Though little noticed at the time it was issued, a 15-page paper jointly issued Dec. 10, 2012, by the FDIC in the United States and by the Bank of England, titled “Resolving Globally Active, Systematically Important, Financial Institutions,” makes clear bank deposits can be confiscated by a bank defined as a “globally active, systematically important, financial institution,” or G-SIFI. The deposits can be seized if the depositors receive equity in the form of bank stock in one or more of the newly reformed operating entities after a bank failing economically is resolved or restructured.

That means the type of assets confiscations witnessed today in the Eurozone can happen in the United States. Bank deposits, even in a FDIC-protected bank, are subject to confiscation provided the crisis involves a G-SIFI and the depositor is given bank stock of one form or another once the financial institution under consideration has been restructured.

In Greece, the labor ministry is planning to force corporations operating in the country to pay up to a total of 14 billion euros of pension contributions due or face having their assets held in banks confiscated by the government. The amount is equal to 8 percent of Greece’s Gross Domestic Product, or GDP.

Greece’s fiscal gap expected at the end of 2013 from social security is expected to equal at best 1.06 billion euros, with next year’s government budget requiring a 1.8 billion euro reduction in state subsidies to social security funds.

Reporting on the possibility of a confiscation of corporate assets in a Cyprus-style “bail-in” in Greece, ZeroHedge.com commented: “Aside from the obvious, namely that this ‘plan’ will be merely the latest disaster to hit the long-suffering Greek economy, now caught in the worst depression in its history, and where greedy and corrupt politicians will promptly ‘confiscate’ whatever benefits there are to have been made from this confiscation plan … the greater problem is that any entrepreneurial confidence that Greece may be a sound place to do business, has just gone out of the window as nobody will know if they are safe from arbitrary prosecution, and subject to a wholesale asset confiscation at any moment of time.”

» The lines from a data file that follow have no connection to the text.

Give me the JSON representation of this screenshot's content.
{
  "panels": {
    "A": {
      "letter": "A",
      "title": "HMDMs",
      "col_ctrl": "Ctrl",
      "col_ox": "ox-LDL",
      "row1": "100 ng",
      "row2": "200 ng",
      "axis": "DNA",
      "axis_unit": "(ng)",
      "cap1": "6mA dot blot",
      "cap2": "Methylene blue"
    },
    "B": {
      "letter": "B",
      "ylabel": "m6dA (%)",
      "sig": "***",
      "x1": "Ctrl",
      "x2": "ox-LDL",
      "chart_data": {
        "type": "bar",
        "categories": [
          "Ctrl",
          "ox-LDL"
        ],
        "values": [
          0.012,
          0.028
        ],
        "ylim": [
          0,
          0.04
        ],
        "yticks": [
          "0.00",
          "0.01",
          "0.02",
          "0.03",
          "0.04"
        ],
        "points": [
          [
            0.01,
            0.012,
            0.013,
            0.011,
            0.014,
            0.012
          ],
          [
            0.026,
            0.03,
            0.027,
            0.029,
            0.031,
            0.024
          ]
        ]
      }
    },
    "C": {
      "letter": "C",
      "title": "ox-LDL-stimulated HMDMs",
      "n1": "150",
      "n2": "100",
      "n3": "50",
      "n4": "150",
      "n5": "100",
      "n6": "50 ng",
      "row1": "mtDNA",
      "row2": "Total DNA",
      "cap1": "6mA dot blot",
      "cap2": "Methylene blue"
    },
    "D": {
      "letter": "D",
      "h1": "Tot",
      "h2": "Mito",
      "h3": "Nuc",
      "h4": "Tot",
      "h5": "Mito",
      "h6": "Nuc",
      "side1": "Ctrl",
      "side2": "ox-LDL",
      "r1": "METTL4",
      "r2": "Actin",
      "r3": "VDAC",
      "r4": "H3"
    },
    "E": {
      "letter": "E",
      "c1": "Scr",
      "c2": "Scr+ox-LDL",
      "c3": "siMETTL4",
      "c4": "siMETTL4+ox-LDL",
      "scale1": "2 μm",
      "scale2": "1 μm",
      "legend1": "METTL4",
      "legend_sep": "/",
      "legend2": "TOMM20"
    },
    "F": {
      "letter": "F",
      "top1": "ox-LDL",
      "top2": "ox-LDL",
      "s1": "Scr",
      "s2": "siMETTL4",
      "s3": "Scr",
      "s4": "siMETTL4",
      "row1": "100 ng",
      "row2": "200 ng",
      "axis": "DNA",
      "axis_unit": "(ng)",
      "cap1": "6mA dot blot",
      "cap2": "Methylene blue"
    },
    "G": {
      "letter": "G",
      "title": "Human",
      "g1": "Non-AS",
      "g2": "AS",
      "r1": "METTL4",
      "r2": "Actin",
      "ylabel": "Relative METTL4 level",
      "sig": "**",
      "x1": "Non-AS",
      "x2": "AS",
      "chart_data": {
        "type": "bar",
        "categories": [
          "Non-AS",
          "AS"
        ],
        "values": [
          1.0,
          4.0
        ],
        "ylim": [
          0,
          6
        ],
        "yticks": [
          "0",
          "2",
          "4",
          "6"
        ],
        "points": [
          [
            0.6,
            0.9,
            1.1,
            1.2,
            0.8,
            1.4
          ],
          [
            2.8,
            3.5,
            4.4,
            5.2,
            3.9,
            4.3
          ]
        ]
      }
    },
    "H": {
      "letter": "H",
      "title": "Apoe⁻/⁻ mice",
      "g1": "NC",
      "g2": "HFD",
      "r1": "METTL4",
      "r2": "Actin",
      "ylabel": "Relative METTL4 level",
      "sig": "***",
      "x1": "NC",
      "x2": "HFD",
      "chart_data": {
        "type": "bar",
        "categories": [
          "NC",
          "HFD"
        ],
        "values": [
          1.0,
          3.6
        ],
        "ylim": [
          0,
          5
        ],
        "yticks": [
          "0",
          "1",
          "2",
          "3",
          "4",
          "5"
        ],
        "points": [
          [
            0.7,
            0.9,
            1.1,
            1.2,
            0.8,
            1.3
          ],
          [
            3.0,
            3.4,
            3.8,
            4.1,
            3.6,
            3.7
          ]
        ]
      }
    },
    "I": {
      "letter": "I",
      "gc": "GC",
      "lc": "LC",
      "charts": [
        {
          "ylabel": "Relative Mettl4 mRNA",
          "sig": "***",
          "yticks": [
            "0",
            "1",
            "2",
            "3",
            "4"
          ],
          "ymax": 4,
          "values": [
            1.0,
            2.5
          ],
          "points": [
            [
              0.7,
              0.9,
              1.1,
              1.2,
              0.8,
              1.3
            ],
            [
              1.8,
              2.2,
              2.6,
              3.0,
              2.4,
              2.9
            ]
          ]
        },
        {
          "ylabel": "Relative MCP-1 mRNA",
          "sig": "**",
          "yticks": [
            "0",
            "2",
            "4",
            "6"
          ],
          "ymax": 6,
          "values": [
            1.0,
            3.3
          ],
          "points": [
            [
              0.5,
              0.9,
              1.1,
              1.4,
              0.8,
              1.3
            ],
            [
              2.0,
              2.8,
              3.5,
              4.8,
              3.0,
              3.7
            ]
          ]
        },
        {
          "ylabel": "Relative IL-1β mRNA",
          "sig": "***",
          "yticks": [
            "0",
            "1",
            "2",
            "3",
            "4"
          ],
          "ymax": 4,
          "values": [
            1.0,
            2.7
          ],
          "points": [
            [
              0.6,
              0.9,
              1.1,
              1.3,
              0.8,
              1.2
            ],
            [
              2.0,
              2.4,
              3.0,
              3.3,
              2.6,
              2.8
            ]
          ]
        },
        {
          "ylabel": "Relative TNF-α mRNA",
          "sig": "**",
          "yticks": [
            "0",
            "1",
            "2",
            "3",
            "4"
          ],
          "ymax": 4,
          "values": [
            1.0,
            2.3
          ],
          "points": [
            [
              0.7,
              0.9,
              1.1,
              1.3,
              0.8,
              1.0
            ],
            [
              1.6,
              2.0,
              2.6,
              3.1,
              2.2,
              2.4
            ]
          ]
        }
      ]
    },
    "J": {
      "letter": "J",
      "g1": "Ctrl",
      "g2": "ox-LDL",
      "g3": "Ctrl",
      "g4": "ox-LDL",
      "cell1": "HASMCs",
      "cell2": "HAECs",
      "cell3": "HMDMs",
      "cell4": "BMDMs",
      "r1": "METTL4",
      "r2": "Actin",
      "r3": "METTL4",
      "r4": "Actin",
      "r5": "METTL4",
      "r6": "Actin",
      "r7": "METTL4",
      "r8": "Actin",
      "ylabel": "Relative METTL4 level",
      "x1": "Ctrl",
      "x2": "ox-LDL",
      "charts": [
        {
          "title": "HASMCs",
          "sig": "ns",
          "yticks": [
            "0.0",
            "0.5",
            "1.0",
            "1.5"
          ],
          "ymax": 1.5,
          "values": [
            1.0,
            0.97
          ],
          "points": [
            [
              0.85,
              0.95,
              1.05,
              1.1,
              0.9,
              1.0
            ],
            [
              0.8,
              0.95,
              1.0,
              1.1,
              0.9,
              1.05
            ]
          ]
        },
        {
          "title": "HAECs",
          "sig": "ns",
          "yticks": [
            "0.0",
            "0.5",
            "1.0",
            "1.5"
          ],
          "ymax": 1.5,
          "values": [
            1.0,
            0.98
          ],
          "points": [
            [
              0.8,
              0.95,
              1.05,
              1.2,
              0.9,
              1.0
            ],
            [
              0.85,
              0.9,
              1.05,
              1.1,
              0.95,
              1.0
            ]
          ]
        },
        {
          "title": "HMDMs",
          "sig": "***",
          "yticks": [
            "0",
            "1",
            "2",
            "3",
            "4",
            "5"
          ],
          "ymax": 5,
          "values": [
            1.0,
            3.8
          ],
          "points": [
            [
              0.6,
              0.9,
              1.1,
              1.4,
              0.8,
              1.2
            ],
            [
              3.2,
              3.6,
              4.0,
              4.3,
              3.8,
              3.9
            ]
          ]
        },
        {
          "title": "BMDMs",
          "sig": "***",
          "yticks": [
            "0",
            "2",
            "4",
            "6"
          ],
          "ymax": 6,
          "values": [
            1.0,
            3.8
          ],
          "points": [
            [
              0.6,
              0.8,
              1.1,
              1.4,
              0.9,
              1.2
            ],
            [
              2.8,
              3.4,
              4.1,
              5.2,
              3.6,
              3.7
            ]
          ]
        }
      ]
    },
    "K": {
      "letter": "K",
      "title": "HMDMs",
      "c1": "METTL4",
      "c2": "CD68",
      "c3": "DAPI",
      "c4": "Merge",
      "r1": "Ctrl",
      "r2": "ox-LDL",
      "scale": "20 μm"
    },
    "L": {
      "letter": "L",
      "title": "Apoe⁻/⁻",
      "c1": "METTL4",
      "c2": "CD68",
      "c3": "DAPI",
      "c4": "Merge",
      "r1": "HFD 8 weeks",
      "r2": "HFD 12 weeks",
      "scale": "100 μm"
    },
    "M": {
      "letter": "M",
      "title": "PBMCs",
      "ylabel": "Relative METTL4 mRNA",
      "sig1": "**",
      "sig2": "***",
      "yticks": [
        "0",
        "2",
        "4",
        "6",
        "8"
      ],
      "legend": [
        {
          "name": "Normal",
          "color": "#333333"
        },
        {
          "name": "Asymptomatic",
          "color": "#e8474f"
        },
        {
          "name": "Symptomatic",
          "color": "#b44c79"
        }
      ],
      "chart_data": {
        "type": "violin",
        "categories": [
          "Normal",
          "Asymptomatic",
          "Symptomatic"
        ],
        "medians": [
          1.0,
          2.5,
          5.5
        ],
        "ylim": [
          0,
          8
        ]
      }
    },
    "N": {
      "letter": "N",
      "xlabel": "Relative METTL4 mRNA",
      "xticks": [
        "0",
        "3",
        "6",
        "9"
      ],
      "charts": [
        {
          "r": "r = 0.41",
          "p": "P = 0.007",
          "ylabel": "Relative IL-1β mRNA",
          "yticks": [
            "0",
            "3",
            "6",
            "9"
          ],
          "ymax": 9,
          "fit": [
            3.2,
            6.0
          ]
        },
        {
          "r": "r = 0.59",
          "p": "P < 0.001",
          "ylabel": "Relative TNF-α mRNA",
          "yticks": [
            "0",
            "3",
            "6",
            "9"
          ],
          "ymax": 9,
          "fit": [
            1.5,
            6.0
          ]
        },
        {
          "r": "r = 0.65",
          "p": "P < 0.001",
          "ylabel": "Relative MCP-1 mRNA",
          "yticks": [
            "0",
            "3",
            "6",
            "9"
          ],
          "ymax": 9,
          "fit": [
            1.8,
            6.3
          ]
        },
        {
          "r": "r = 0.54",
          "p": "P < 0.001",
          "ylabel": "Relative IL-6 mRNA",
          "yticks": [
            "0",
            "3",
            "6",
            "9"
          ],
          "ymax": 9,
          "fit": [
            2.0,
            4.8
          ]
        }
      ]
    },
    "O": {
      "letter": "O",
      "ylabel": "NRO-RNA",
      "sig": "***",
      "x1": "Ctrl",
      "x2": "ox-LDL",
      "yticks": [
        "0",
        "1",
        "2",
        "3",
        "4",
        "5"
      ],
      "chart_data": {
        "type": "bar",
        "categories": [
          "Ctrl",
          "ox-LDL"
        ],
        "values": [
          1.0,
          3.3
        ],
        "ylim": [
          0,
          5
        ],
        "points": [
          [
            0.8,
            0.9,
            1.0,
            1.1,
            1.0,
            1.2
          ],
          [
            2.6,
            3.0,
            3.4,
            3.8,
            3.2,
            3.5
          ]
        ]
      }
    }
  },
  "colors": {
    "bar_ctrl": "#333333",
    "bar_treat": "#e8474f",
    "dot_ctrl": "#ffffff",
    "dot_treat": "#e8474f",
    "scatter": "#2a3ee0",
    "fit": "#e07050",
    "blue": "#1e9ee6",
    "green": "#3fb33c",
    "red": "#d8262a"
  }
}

“Bail-in” confiscations of assets are becoming more widespread in the Eurozone.

WND reported Sept. 9 that Polish Prime Minister Donald Tusk announced a government decision in September to transfer to ZUS, the government pension system, all bond investments in privately held pension funds within the state-guaranteed system.

Polish Finance Minister Jacek Rostowski said the change was projected to reduce the Polish national debt about 8 percent of Polish GDP, a move that allows the Polish government to resume another round of aggressive debt creation by borrowing in international markets.

By confiscating or otherwise “nationalizing” the bonds held in the private retirement accounts of Polish citizens, the government – with public debt standing at that time at approximately 52.7 percent of GDP – was able to circumvent two threshold restrictions that were deterring the government from allowing debt to rise to over 50 percent of GDP, followed by a second deterrence that kicks in when national debt hits 55 percent of GDP.

In March, the government of the Mediterranean island nation of Cyprus followed Ireland, Greece, Portugal and Spain in obtaining an emergency Eurozone bail-out of 10 billion euros, but only after Cyprus agreed to confiscate 10 percent of all deposits in Cypriot banks, calculated to result in a 10 billion euro “bail-in.”

“Bail-in” is the current term used in counterpoint to the more commonly known term “bail-out.”

A “bail-out” typically is a government injecting taxpayer funds into a failing financial institution or business to make up for insufficient reserves, or otherwise prevent or forestall a bankruptcy.

A “bail-in” is a relatively new term being used increasingly in international finance to refer to a situation in which private assets, including private bank deposits, are confiscated by government institutions to compensate for shortfalls. The bail-ins are used to address problems ranging from inadequacies in financial institution reserves to situations in which a government needs to reduce debt ratios to resume borrowing.